Re: [PATCH V14 02/10] ras: acpi/apei: cper: generic error data entry v3 per ACPI 6.1

From: Baicar, Tyler
Date: Thu Apr 13 2017 - 16:30:35 EST


On 4/12/2017 7:34 AM, Borislav Petkov wrote:
Subject: [PATCH V14 02/10] ras: acpi/apei: cper: generic error data entry v3 per ACPI 6.1
Use a verb in your patch subjects: "Add support for ..." or so.
Hello Boris,

Will do in the next version.

On Tue, Mar 28, 2017 at 01:30:32PM -0600, Tyler Baicar wrote:
Currently when a RAS error is reported it is not timestamped.
What is a RAS error? You mean a hardware error?
Will change to hardware error.

The ACPI 6.1 spec adds the timestamp field to the generic error
data entry v3 structure. The timestamp of when the firmware
generated the error is now being reported.
So what this patch does doesn't have a lot to to do with the Subject?
Please state what the patch does in the Subject.
I'll change the wording to describe it better.
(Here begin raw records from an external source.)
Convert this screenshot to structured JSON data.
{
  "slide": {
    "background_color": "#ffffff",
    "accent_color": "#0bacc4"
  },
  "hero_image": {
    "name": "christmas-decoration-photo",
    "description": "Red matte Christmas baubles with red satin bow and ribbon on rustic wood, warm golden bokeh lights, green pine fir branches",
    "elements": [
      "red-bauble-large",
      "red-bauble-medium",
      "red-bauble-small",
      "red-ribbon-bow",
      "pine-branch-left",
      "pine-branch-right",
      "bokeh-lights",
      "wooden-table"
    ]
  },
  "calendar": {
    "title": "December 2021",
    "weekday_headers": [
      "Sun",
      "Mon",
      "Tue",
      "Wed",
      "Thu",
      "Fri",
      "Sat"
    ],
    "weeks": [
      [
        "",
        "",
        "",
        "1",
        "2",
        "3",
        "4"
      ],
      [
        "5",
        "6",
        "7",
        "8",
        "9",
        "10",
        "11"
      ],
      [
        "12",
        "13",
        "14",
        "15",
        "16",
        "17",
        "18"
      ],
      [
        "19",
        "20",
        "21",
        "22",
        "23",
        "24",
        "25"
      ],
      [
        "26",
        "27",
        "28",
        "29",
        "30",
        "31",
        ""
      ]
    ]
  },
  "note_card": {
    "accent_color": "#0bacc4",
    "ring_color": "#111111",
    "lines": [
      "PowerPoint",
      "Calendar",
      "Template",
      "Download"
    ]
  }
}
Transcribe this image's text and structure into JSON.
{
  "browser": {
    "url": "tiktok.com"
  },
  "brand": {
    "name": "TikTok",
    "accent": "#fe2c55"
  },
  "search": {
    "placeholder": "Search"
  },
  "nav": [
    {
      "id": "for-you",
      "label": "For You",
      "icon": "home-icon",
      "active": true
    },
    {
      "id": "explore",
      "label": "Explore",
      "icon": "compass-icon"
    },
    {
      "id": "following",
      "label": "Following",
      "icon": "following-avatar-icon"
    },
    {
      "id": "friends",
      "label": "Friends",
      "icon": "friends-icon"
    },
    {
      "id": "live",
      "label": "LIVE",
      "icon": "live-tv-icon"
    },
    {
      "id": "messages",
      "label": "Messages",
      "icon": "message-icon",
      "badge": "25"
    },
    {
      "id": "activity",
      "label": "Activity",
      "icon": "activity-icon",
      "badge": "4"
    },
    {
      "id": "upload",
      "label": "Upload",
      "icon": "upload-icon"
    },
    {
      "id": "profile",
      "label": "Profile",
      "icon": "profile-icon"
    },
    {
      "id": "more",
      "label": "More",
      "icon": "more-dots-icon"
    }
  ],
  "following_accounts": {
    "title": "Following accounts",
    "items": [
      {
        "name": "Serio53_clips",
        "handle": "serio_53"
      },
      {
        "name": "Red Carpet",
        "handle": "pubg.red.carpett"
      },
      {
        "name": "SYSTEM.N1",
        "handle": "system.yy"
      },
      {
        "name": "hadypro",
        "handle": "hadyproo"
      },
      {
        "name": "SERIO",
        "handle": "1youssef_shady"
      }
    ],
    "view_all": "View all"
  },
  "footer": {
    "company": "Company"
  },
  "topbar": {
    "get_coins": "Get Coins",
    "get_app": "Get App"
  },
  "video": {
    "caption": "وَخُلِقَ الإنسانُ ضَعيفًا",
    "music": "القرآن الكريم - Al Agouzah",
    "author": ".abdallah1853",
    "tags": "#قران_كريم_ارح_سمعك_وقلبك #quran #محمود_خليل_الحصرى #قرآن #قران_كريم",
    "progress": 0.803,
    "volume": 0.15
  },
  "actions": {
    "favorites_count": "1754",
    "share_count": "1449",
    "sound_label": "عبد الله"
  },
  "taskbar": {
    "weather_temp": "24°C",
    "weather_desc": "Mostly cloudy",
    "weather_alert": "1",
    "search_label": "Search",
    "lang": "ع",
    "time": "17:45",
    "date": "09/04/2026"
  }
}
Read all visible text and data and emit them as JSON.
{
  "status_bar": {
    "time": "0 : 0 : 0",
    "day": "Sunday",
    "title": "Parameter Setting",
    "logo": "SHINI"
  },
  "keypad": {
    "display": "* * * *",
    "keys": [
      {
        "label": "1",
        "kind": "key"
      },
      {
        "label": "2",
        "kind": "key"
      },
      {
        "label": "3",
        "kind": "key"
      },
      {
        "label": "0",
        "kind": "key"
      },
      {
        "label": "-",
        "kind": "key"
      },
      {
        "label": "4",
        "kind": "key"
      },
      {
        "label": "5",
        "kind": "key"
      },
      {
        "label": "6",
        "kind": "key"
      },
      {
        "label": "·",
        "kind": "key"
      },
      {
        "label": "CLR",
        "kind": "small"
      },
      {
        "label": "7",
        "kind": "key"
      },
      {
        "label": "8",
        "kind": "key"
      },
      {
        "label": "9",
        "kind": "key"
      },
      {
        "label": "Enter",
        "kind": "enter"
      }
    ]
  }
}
Also, your commit message talks about adding timestamp but the patch
does more. You need to state that too and explain what this patch does
actually.
I'll break this up into two patches as you suggest below so that this only adds the timestamp and the new patch adds the helper defines and usage.
Signed-off-by: Tyler Baicar <tbaicar@xxxxxxxxxxxxxx>
CC: Jonathan (Zhixiong) Zhang <zjzhang@xxxxxxxxxxxxxx>
Reviewed-by: James Morse <james.morse@xxxxxxx>
Reviewed-by: Ard Biesheuvel <ard.biesheuvel@xxxxxxxxxx>
---
drivers/acpi/apei/ghes.c | 9 ++++---
drivers/firmware/efi/cper.c | 63 +++++++++++++++++++++++++++++++++++----------
include/acpi/ghes.h | 22 ++++++++++++++++
3 files changed, 77 insertions(+), 17 deletions(-)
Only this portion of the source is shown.